Elden Ring was released to widespread critical acclaim and adoration over a month ago. It proved how open worlds that emphasize discovery and exploration engage and immerse players more than a world that just feels like a hub for a checklist of missions and collectibles. Unfortunately, Elden Ring isn't a game for everyone, myself included, due to its crushing difficulty and some other questionable design choices. 
Thankfully, Elden Ring isn't the only game to contain an open world that enables that much player freedom. The Legend of Zelda: Breath of the Wild is the easiest comparison to make, but an underrated indie game from 2021 also gives Elden Ring's open world a run for its money. The best part: It's more relaxing than Elden Ring because it doesn't contain an ounce of combat. 
That game in question is Sable from Shedworks and Raw Fury. Released for PC, Xbox One, and Xbox Series X|S in September 2021, Sable uses an open world with immense freedom to tell a coming-of-age story that's as long or short as the player wants it to be. Whether you're a fan of Elden Ring looking for a similar game to sink your teeth into or someone who likes the freedom of Elden Ring's open world but can't get past its eccentricities, Sable should be the next game you play.

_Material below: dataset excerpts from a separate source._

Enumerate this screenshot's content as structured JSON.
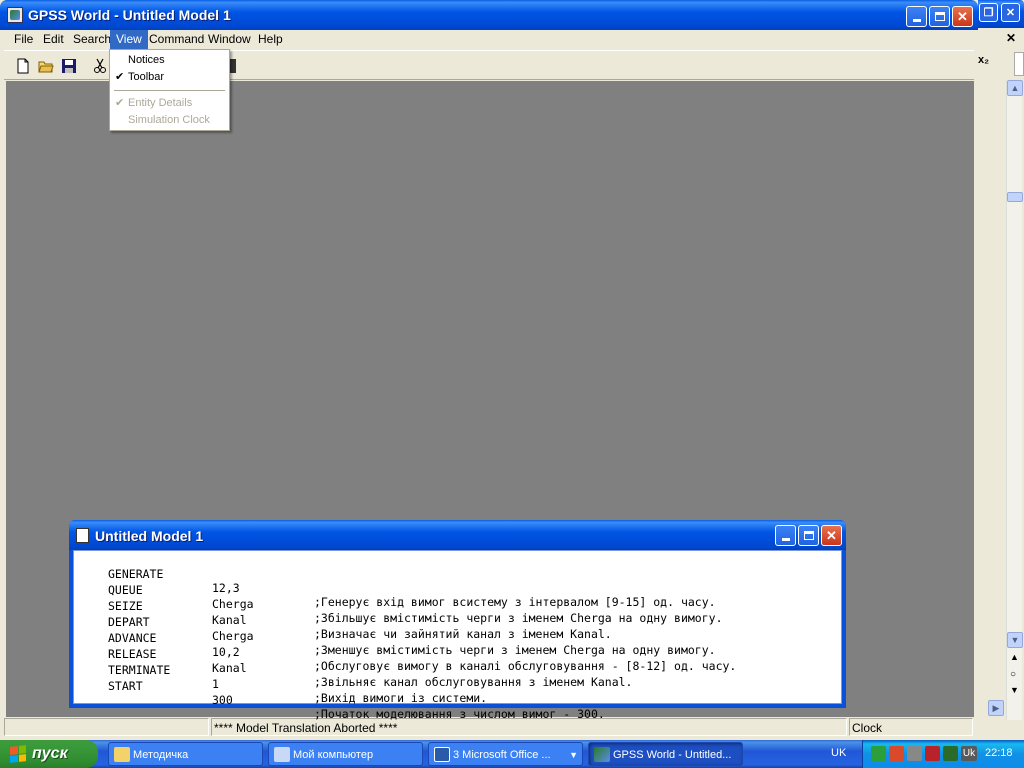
{
  "app": {
    "title": "GPSS World - Untitled Model 1",
    "menu": [
      "File",
      "Edit",
      "Search",
      "View",
      "Command",
      "Window",
      "Help"
    ],
    "active_menu": "View"
  },
  "view_menu": {
    "items": [
      {
        "label": "Notices",
        "checked": false,
        "enabled": true
      },
      {
        "label": "Toolbar",
        "checked": true,
        "enabled": true
      },
      {
        "label": "Entity Details",
        "checked": true,
        "enabled": false
      },
      {
        "label": "Simulation Clock",
        "checked": false,
        "enabled": false
      }
    ]
  },
  "toolbar": {
    "buttons": [
      "new-icon",
      "open-icon",
      "save-icon",
      "cut-icon"
    ]
  },
  "model_window": {
    "title": "Untitled Model 1",
    "lines": [
      {
        "op": "GENERATE",
        "arg": "12,3",
        "comment": ";Генерує вхід вимог всистему з інтервалом [9-15] од. часу."
      },
      {
        "op": "QUEUE",
        "arg": "Cherga",
        "comment": ";Збільшує вмістимість черги з іменем Cherga на одну вимогу."
      },
      {
        "op": "SEIZE",
        "arg": "Kanal",
        "comment": ";Визначає чи зайнятий канал з іменем Kanal."
      },
      {
        "op": "DEPART",
        "arg": "Cherga",
        "comment": ";Зменшує вмістимість черги з іменем Cherga на одну вимогу."
      },
      {
        "op": "ADVANCE",
        "arg": "10,2",
        "comment": ";Обслуговує вимогу в каналі обслуговування - [8-12] од. часу."
      },
      {
        "op": "RELEASE",
        "arg": "Kanal",
        "comment": ";Звільняє канал обслуговування з іменем Kanal."
      },
      {
        "op": "TERMINATE",
        "arg": "1",
        "comment": ";Вихід вимоги із системи."
      },
      {
        "op": "START",
        "arg": "300",
        "comment": ";Початок моделювання з числом вимог - 300."
      }
    ]
  },
  "statusbar": {
    "message": "**** Model Translation Aborted ****",
    "clock_label": "Clock"
  },
  "taskbar": {
    "start_label": "пуск",
    "tasks": [
      {
        "label": "Методичка",
        "icon": "folder-icon",
        "active": false
      },
      {
        "label": "Мой компьютер",
        "icon": "computer-icon",
        "active": false
      },
      {
        "label": "3 Microsoft Office ...",
        "icon": "word-icon",
        "active": false
      },
      {
        "label": "GPSS World - Untitled...",
        "icon": "gpss-icon",
        "active": true
      }
    ],
    "language": "UK",
    "tray_lang": "Uk",
    "clock": "22:18"
  },
  "colors": {
    "xp_blue": "#0055e5",
    "menu_highlight": "#316ac5",
    "mdi_background": "#808080",
    "start_green": "#3a9a3a"
  }
}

Sable - Launch Trailer - Available Now (4k)
Beneath the mask
In Sable, you play as the titular character, a young girl from the Ibex tribe on the giant desert planet of Midden who must go on a journey across the planet to collect masks. When Sable is ready, she can return to the village and choose a mask to determine what she'll do for the rest of her life. After a somewhat confined beginning where the player learns to float in the air and also creates a hoverbike called a Glider, they then set off into Midden's vast deserts, free to meet people, complete tasks for them, and solve puzzles while collecting masks and learning about the history of the world.
The moment when players are driving away from the Ibex tribe into the desert and Japanese Breakfast's original song Glider kicks in trumps the opening of both Breath of the Wild and Elden Ring in getting the players excited to explore a large world. Couple that with distinct visuals and excellent sound design, and you have a game that's a treat to look at and play. 
Although the player is directed toward a specific village after leaving Sable's tribe, they can choose to go anywhere from the start. The player's floating ability and stamina allow them to climb anything they come across. Players will slowly uncover the history of Sable's world while learning more about the cultures and kinds of people that populate it, which fans of Elden Ring's hands-off storytelling will appreciate. No matter where players go, they can meet another wandering traveler or complete a puzzle platforming challenge to get a mask. Sable is an experience that purely cares about that feeling of adventure, so there's no combat or overreliance on adjusting and leveling up Sable's stats. While this minimalist approach might seem too simple, it actually makes it a fantastic companion piece to Elden Ring. 
Relaxing, not taxing
Sable does many of the same things correctly as FromSoftware's latest, but without any of the overwhelming -- and sometimes poorly explained -- fluff. Players don't have to worry about difficult roadblocks that force them to explore and get good. Sable enables players to go anywhere they want and do anything they want until at least three masks are collected. Players can beat Sable in just a few hours, but the game has enough depth to support players for much longer than that with the number of quests to complete and masks to collect. The game features a quest log too, so even with its minimalist aesthetic and UI, you'll never feel truly lost.

Sable demonstrates that the difficulty isn't what makes Elden Ring so great; world design that encourages and rewards players for exploring does. Games like Breath of the Wild, Sable, and Elden Ring understand it and are three of the best open-world games in recent years for that reason. But out of this triple threat of standard-setting open-world games, Sable has garnered the least attention and acclaim for its efforts, making it a hidden gem. Now that Elden Ring has indoctrinated over 12 million players into this modern version of the open world, Sable is worth revisiting.
Sable is available now for PC, Xbox One, and Xbox Series X|S. It's even on Xbox Game Pass.